Back when I first came to the States, the yellow and black box turtle was both ubiquitous and delightful. They were everywhere, and it was impossible to go for a walk or hike through the Maryland woods without encountering a slew of these gentle creatures. Every back yard had one or two. The Post brothers, six hooligans of varying ages who lived next door to us, had discovered that one could drill a tiny and painless hole at the edge of a turtle’s shell, slip a string through it, and essentially leash the animal. I remember setting up a posse of small boys who thought this was wrong. We crept into the Post yard at dawn and freed all their captive reptiles, sniping the strings and depositing the turtles back into the woods. This may have been one of the first at of eco-rebellion in the Washington area.
Box turtles are hardy creatures. Potential natural predators can’t break through their carapace; they can live to be 50 years old and it was thought until recently that 98 percent of them managed to survive from year to year.
The turtles are vanishing because an animal disease called ranavirus has run rampant, killing both reptiles and amphibians. Salamanders and tadpoles are falling prey as well as turtles in the Delmarva (Delaware, Maryland and Virginia) area, and scientists are worried about the potential ramifications on the rest of the environment.
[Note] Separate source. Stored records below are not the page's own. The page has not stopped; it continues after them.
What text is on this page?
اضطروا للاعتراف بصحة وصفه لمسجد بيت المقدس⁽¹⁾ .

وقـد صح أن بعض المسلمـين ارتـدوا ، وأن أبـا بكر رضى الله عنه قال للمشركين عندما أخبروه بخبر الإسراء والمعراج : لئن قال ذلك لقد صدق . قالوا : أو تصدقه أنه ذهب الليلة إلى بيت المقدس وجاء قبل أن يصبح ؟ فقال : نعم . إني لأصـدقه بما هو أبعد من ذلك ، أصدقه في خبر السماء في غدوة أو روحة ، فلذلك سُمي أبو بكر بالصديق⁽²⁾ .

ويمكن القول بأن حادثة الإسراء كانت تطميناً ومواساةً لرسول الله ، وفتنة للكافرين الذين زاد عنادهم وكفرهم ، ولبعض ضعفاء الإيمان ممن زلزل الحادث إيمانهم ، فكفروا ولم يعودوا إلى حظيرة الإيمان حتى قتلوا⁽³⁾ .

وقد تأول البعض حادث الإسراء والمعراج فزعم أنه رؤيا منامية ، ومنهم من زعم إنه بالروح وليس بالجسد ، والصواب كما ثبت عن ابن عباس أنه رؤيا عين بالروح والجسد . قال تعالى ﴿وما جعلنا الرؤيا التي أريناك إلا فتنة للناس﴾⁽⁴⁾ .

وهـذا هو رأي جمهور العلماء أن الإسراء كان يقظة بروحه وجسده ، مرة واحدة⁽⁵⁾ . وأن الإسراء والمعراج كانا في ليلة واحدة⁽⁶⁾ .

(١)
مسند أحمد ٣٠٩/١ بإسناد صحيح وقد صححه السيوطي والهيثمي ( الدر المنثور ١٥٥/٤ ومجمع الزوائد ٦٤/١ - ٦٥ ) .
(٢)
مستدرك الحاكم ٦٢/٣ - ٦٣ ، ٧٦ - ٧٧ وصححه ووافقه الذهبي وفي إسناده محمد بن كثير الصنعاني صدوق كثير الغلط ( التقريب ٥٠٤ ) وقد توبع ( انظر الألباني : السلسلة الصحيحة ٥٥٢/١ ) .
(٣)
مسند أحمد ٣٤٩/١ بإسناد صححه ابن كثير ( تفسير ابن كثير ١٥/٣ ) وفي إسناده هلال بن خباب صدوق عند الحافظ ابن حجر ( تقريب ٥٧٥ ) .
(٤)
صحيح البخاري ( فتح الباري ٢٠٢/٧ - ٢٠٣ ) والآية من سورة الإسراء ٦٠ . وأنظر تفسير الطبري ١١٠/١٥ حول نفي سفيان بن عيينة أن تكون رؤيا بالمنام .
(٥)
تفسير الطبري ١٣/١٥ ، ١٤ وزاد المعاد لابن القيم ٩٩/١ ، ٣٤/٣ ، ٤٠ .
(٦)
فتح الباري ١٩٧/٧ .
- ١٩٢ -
The ranavirus can kill a turtle in as little as four days, and empty a pond of tadpoles in a week.
The disappearance of the salamanders and tadpoles has a seriously deleterious effect on the immediate ecology of an area. Without these small amphibians, insects flourish. Ponds become lifeless and the food chain among animals is disrupted as creatures used to feeding on the amphibians—birds and mammals—must find new sources of nourishment. The frog population vanishes.
At this point, there’s nothing we can do to stop the ranavirus. Scientists who have been tracking its effect on the animal population report that diseases of this nature normally die out of their own.